Hope everything works out for you and that you start feeling more positive soon.

nooka · 21/10/2006 22:10

bumbleweed, we had a limpety baby (in fact that is still her nick name), and it was exhausting! Especially as there is only a 16mth gap between her and her big brother, and he was really easy, so it came as a big surprise. I suspect that part of the reason she was difficult was because I was very tired with having the two of them so close together. I escaped into work, and it did me the world of good (dd got limpety with her nanny too - she is a very "people" person) but I do remember the months when she had to be jiggled for hours before she finally went to sleep at night. Now at 6 she is delightful, and has really been a very easy little girl ever since she started sleeping properly (her brother on the other hand has been challenging ever since.. ) I can't remember how old she was before the sleeping thing really kicked in properly, and we did do a fair bit of controlled crying (although as she was a steady cryer, as opposed to a scream for 5 mins and then crash, I don't think it worked very well).

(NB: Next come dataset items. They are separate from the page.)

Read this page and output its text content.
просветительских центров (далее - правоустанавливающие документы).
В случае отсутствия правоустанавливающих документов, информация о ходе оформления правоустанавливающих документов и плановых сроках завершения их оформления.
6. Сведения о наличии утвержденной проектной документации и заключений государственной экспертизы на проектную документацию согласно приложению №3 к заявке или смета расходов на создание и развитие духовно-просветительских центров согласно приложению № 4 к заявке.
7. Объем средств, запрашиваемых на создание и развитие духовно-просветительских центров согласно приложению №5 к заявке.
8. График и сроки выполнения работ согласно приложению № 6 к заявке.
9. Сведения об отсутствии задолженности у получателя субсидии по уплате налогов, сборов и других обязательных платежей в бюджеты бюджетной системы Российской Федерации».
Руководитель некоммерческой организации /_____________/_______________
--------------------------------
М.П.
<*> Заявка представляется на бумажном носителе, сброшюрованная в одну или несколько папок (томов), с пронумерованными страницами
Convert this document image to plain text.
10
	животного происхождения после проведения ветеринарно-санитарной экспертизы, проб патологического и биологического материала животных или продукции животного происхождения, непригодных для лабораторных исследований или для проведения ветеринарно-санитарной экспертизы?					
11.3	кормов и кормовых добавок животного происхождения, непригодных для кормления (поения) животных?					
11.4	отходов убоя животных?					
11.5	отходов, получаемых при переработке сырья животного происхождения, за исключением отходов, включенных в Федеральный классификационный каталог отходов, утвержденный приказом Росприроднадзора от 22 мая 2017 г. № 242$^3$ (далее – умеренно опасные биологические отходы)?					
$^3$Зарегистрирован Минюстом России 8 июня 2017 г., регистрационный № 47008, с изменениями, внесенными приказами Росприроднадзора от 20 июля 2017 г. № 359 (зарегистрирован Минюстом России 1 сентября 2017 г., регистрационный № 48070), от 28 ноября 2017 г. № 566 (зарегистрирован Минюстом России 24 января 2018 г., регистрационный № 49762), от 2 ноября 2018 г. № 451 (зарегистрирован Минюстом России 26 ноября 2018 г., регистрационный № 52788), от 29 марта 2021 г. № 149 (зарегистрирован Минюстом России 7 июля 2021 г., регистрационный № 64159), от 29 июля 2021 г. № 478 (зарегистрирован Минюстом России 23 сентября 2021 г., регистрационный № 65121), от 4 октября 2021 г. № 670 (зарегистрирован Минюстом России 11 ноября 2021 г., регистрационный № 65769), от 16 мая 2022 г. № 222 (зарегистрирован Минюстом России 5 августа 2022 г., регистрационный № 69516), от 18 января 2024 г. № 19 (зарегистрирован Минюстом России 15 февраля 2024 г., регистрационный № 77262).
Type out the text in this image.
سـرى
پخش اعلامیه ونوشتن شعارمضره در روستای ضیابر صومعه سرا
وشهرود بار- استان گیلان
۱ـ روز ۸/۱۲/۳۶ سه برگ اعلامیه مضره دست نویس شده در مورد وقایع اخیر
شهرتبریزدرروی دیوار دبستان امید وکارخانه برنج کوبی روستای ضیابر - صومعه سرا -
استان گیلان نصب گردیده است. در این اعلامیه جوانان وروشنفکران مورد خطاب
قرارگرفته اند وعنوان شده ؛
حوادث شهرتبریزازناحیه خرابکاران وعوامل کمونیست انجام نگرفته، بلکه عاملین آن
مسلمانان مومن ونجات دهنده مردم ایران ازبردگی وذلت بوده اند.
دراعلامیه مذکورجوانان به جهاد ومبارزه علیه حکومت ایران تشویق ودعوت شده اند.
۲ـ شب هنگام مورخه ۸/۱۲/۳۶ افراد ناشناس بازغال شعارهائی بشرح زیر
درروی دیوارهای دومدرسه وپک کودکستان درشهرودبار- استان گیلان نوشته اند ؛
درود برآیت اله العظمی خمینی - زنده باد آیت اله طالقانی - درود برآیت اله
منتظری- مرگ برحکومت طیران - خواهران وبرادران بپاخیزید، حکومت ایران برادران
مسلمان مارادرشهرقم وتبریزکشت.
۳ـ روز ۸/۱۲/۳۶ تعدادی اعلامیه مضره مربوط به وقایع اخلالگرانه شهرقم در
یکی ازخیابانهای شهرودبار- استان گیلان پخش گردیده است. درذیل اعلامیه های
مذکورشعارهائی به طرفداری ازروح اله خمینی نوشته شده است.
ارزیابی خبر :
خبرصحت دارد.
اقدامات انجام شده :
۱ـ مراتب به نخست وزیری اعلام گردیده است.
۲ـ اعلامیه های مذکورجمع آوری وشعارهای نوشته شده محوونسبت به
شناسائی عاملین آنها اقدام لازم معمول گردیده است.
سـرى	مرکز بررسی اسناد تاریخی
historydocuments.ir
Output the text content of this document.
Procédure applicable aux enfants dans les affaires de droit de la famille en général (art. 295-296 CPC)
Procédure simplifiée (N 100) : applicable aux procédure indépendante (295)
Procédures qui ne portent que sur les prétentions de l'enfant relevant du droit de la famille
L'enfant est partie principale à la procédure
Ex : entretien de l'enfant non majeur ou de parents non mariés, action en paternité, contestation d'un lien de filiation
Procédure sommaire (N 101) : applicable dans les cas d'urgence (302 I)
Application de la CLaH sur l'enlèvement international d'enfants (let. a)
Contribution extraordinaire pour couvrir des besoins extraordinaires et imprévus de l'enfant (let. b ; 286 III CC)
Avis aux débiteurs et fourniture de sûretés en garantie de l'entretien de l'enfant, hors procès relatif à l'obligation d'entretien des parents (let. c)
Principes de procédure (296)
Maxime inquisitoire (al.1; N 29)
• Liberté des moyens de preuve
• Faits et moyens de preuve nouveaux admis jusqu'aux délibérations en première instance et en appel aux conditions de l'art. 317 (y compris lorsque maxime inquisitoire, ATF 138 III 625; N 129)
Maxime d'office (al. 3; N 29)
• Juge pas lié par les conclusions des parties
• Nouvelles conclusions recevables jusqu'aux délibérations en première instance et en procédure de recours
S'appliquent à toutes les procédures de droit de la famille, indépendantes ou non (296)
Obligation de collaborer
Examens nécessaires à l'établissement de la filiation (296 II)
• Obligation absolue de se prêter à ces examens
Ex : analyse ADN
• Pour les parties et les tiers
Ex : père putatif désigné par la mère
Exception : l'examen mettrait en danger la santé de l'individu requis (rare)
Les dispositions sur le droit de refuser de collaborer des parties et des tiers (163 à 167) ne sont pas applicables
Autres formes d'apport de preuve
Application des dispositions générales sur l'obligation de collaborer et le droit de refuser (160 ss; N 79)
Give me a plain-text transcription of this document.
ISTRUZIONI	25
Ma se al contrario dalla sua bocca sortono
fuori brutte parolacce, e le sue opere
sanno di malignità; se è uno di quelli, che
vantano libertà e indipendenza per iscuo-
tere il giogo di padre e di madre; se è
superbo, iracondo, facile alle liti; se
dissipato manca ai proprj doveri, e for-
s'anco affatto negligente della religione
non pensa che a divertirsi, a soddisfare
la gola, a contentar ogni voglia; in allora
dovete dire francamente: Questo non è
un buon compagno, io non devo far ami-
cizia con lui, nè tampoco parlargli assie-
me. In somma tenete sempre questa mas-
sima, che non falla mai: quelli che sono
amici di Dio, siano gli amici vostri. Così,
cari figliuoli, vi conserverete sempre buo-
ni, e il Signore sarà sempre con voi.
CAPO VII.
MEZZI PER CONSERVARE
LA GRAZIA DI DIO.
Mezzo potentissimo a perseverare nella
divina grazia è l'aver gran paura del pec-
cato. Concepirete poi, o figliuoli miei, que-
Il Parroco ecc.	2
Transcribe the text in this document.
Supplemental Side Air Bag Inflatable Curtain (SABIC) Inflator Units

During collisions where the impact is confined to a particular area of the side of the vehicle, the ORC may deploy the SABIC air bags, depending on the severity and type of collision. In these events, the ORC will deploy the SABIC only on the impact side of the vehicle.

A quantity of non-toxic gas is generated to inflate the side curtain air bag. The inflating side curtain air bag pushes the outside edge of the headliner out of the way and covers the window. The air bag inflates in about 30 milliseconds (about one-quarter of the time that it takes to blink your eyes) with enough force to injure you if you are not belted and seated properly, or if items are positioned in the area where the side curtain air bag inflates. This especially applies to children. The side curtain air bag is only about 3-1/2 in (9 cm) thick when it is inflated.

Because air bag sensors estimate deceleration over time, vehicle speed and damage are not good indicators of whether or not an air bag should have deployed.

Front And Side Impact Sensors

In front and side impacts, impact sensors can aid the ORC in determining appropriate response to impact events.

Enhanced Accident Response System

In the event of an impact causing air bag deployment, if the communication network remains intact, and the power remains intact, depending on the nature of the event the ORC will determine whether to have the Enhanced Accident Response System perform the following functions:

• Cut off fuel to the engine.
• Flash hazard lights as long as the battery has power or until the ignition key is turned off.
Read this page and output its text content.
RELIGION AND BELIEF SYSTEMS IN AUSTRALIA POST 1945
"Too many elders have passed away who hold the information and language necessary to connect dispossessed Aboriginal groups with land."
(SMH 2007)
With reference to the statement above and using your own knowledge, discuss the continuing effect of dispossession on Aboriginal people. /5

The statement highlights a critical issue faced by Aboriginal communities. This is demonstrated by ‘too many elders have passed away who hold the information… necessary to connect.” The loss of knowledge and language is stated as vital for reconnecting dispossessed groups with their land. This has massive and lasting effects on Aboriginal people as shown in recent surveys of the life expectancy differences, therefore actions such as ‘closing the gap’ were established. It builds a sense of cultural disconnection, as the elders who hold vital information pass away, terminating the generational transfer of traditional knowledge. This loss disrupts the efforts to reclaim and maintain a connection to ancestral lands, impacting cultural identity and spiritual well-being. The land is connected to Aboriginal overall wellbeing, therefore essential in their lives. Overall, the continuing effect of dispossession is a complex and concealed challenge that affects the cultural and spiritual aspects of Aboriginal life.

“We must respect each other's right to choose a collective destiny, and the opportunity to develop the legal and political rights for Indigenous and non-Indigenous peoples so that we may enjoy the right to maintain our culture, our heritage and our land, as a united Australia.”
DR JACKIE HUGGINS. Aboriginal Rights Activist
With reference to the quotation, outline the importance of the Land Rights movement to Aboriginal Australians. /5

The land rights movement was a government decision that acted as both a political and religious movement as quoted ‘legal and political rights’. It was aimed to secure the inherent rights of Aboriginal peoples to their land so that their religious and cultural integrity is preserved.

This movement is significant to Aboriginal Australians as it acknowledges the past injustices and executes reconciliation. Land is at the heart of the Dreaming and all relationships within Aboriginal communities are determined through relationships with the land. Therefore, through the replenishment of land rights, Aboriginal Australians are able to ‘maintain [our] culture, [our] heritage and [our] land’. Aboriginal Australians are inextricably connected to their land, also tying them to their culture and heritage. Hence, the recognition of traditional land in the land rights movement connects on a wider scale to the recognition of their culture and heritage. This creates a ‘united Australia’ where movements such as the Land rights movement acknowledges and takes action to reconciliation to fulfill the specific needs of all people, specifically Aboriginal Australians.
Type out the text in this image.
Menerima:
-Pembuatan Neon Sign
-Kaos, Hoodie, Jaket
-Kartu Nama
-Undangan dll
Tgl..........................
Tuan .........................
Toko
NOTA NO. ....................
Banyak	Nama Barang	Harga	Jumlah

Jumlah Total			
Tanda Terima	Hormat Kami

I would second the use of essential oils, I particularly like mandarin, as it is quite uplifting, I usually mix it with chamomile and lavender, and have it in the bath, or on a "hotty botty" by my pillow. I also used the lavender/chamomile combination for dd (again on a hotty botty) and I think that it worked (at least it made me feel more relaxed in her bedroom!). There is nothing worse than feeling exhausted, and you have my every sympathy.

bumbleweed · 22/10/2006 18:49

nooka thanks for the supportive message

it really does help to hear about other babies who have been really hard work but have turned out really nice and whose mothers have got through it relatively unscathed

feeling a bit better these last few days, as dd eating a bit more, for some reason when we dont give her her own food but give her tit bits from our plates. very clingy still, but have bought a new sling a hip carrier and used it twice already round the house.